Au-delà des circonstances sanitaires, plusieurs éléments semblent entrer en jeu : la précarité financière, le coût croissant des cérémonies, l’évolution des mentalités et le recul de certaines normes sociales. Le mariage n’est plus systématiquement perçu comme une étape obligatoire. La cohabitation, les unions libres ou simplement l’attente d’une meilleure stabilité économique sont autant de facteurs qui freinent les projets d’union.
Cette tendance, loin d’être anecdotique, traduit un changement sociétal en profondeur. Le mariage civil n’est plus le repère qu’il était pour les générations précédentes. À travers cette évolution, c’est tout un rapport à l’engagement et aux attentes sociales qui semble se redessiner.
Un recul révélateur
Le phénomène est préoccupant lorsqu’on observe l’évolution des chiffres. Pour le sociologue Rajen Suntoo, la génération actuelle ne perçoit plus le mariage avec les mêmes repères qu’autrefois. L’influence des réseaux sociaux, la digitalisation des échanges et un mode de vie plus individualisé ont modifié les priorités. « Aujourd’hui, les jeunes se tournent davantage vers leur accomplissement personnel, leurs études, leur carrière. Le mariage et la fondation d’une famille passent souvent au second plan », explique-t-il.

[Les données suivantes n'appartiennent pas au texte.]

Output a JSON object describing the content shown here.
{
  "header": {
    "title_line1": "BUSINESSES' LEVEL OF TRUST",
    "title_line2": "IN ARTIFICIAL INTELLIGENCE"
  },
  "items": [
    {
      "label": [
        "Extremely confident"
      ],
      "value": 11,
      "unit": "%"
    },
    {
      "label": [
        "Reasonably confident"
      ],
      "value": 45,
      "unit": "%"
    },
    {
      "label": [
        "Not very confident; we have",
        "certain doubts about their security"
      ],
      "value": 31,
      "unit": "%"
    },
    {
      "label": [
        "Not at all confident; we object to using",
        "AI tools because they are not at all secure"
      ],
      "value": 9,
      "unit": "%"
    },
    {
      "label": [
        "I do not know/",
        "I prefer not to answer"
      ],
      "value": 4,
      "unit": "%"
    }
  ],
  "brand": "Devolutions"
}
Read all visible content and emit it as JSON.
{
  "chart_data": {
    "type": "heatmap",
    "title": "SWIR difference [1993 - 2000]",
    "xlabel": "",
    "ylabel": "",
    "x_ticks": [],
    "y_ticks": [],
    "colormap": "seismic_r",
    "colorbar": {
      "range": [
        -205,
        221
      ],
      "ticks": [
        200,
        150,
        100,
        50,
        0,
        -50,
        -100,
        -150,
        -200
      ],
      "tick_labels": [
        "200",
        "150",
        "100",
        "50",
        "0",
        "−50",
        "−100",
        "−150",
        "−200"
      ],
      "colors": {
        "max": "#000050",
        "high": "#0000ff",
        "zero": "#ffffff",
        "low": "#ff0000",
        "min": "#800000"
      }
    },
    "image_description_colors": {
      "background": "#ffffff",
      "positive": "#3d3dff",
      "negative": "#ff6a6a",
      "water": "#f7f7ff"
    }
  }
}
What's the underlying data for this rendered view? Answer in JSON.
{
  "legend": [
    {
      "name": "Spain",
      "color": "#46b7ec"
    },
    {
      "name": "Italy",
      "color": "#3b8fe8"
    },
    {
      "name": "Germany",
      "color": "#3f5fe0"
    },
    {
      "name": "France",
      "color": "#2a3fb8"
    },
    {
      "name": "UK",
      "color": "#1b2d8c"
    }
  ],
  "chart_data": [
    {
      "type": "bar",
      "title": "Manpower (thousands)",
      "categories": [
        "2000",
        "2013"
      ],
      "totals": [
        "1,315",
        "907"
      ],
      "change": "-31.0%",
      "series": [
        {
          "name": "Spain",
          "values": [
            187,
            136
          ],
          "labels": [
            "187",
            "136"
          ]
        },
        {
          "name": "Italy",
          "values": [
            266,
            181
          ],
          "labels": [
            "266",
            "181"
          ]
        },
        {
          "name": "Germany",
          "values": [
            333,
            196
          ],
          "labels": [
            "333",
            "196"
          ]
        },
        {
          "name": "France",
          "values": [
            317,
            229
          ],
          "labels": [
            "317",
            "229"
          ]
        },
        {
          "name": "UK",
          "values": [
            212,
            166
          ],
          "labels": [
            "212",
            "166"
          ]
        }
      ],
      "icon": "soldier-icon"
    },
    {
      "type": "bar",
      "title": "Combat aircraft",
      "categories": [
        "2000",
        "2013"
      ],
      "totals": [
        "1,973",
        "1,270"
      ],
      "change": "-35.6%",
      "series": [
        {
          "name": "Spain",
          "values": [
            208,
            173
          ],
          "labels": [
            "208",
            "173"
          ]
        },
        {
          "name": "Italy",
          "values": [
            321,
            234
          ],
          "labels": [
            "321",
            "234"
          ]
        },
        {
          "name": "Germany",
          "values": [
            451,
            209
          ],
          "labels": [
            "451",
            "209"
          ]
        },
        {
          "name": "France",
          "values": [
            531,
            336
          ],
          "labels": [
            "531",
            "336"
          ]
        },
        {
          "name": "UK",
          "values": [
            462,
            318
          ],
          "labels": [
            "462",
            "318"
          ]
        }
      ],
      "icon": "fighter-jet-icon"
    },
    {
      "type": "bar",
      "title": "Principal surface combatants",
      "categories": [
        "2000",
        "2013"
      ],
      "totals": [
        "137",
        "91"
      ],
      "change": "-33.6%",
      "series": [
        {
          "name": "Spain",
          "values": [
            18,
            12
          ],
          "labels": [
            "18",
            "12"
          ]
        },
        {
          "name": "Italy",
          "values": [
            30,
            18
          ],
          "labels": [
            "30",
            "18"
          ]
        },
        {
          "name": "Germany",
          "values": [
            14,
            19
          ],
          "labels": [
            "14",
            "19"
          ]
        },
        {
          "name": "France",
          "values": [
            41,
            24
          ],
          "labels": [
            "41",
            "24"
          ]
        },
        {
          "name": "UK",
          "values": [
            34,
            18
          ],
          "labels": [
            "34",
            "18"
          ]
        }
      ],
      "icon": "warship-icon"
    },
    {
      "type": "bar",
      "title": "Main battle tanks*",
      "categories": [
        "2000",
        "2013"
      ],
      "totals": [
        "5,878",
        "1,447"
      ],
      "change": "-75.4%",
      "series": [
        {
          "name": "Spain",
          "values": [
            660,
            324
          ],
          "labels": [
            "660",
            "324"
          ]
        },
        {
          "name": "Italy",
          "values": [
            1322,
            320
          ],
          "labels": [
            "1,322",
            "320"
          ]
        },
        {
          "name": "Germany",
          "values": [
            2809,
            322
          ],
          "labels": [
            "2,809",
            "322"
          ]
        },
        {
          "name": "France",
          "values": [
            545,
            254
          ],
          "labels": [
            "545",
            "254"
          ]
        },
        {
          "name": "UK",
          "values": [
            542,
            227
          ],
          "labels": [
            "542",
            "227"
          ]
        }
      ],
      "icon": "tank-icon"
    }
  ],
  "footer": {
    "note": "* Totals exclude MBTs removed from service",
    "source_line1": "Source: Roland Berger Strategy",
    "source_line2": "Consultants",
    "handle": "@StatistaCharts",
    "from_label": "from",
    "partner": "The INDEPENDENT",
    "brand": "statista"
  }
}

Le mariage, autrefois perçu comme l’aboutissement naturel d’une relation, est désormais envisagé sous un angle plus pragmatique. « Il ne s’agit plus seulement de sentiments, mais aussi de sécurité, de stabilité financière et émotionnelle. Le coût de la vie, notamment l’accès au logement, dissuade beaucoup de jeunes de s’engager officiellement. Se marier, c’est investir, faire des dépenses, contracter des dettes. Cela représente une pression supplémentaire », ajoute le sociologue. Selon ce dernier, cette pression a un impact à la fois économique et psychologique sur les jeunes générations, les amenant à repenser leur vision de l’engagement.
Depuis 2020, les mariages sont en net recul, tandis que les divorces connaissent une hausse constante. Un indicateur, selon Rajen Suntoo, d’une transformation plus large des normes sociales. « Le modèle classique est remis en question. Beaucoup de couples choisissent désormais des formes alternatives comme le concubinage ou la cohabitation. Ces unions, bien qu’elles ne soient pas toujours reconnues légalement, répondent aux besoins de liberté et de tranquillité recherchés par de nombreux jeunes », fait-il ressortir.
Ces nouvelles formes d’union ne sont pas visibles dans les statistiques officielles, ce qui peut fausser la perception du couple dans la société. « On voit aussi émerger de plus en plus de couples intergénérationnels. Ce qui aurait pu surprendre auparavant est devenu une normalité sociale. Les jeunes privilégient des relations plus souples, moins institutionnalisées », indique-t-il.
Selon le sociologue, cette évolution ne signifie pas la disparition du mariage, mais plutôt une redéfinition de son rôle dans une société en mutation.
Haniff Peerun : « Les jeunes préfèrent leur avenir au mariage »
Pour Haniff Peerun (photo), président de la Mauritius Labour Congress et ancien éducateur, le recul du mariage civil à Maurice est le reflet d’un changement de priorités chez les jeunes. Selon lui, l’accès facile à l’éducation et aux opportunités de développement personnel a transformé les repères traditionnels.
« Aujourd’hui, le jeune pense d’abord à son avenir. Il veut être éduqué, profiter des facilités offertes et améliorer sa situation. Le mariage passe au second plan », affirme-t-il.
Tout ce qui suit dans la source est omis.